At PostEra, one of our core technologies is automated retrosynthesis, where we combine ML with graph algorithms to find recipes for making complex molecules from simpler, commercially available molecules. These recipes are called "synthetic routes" or "routes", and there can be many such routes, with varying starting available molecules, reactions, risk, and cost.
We are interested in finding the best one among these routes, and this challenge involves creating a UI to help a human chemist find the best route. When a chemist is choosing a route, they are concerned with how many steps the route involves, how risky each individual step is, how many intermediate compounds they can reuse across multiple compounds they are trying to synthesize, and an long list of other factors.
For this challenge, we will be looking at real route data from our COVID Moonshot drug discovery campaign.

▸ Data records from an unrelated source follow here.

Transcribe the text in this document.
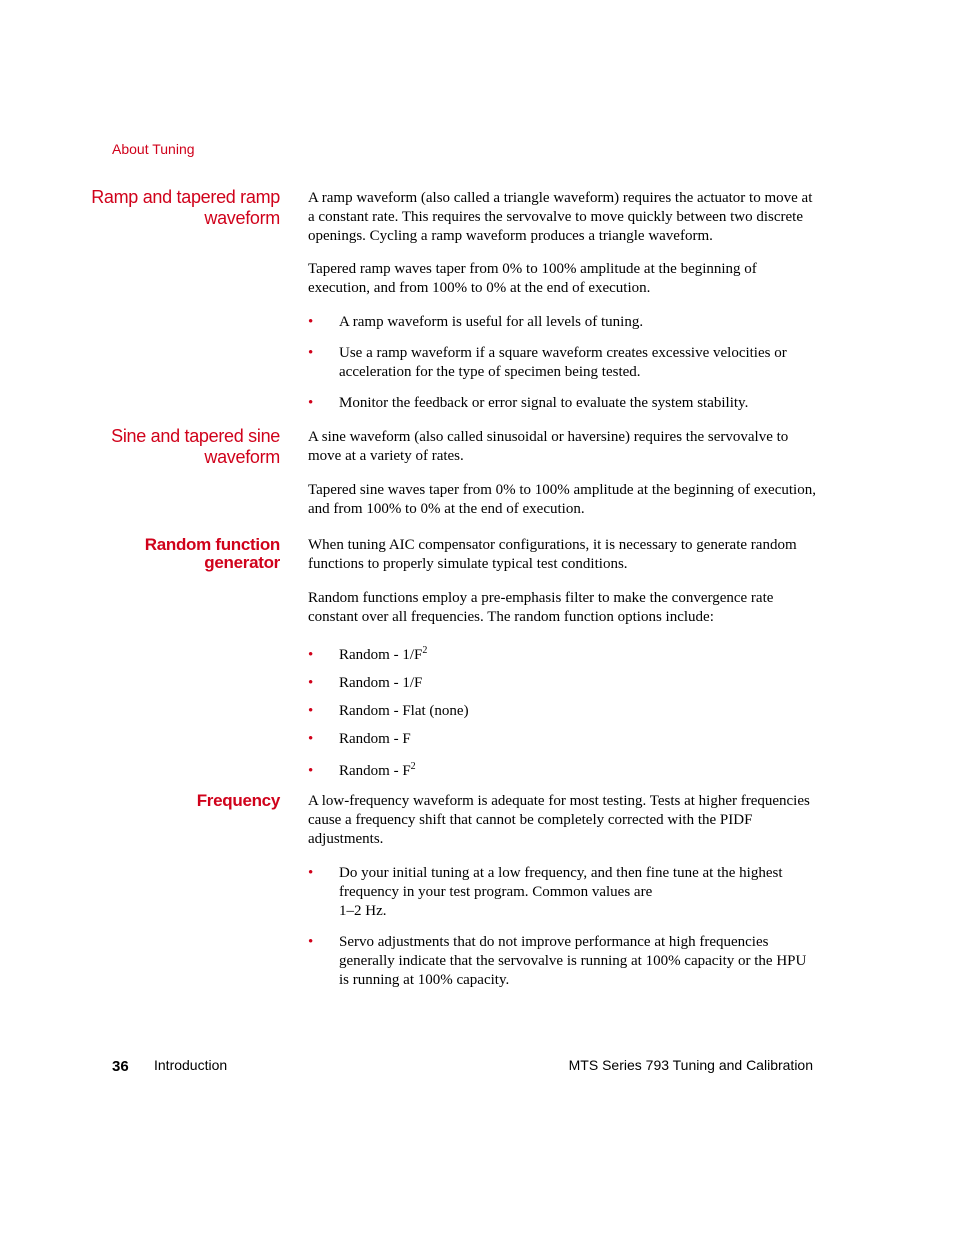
About Tuning
Ramp and tapered ramp
waveform

A ramp waveform (also called a triangle waveform) requires the actuator to move at a constant rate. This requires the servovalve to move quickly between two discrete openings. Cycling a ramp waveform produces a triangle waveform.

Tapered ramp waves taper from 0% to 100% amplitude at the beginning of execution, and from 100% to 0% at the end of execution.

• A ramp waveform is useful for all levels of tuning.
• Use a ramp waveform if a square waveform creates excessive velocities or acceleration for the type of specimen being tested.
• Monitor the feedback or error signal to evaluate the system stability.
Sine and tapered sine
waveform

A sine waveform (also called sinusoidal or haversine) requires the servovalve to move at a variety of rates.

Tapered sine waves taper from 0% to 100% amplitude at the beginning of execution, and from 100% to 0% at the end of execution.

Random function
generator

When tuning AIC compensator configurations, it is necessary to generate random functions to properly simulate typical test conditions.

Random functions employ a pre-emphasis filter to make the convergence rate constant over all frequencies. The random function options include:

• Random - $1/F^2$
• Random - 1/F
• Random - Flat (none)
• Random - F
• Random - $F^2$
Frequency A low-frequency waveform is adequate for most testing. Tests at higher frequencies cause a frequency shift that cannot be completely corrected with the PIDF adjustments.

• Do your initial tuning at a low frequency, and then fine tune at the highest frequency in your test program. Common values are
1–2 Hz.
• Servo adjustments that do not improve performance at high frequencies generally indicate that the servovalve is running at 100% capacity or the HPU is running at 100% capacity.
36 Introduction	MTS Series 793 Tuning and Calibration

Molecules are represented in code as SMILES
strings.
Here's an example of the SMILES for
caffeine:
CN1C=NC2=C1C(=O)N(C(=O)N2C)C
. Don't worry about understanding the format for
now.
A retrosynthesis route is a directed bipartite graph of molecule nodes (M) and reaction nodes (R). Edges going from a M1 node and into a R node represent reaction pathways that produce the M1 molecule as a product, and edges going from a R node and into a M2 node indicate that the M2 molecule is a reactant for that reaction. For our purposes here, a reaction can accept multiple reactants and produces exactly 1 product.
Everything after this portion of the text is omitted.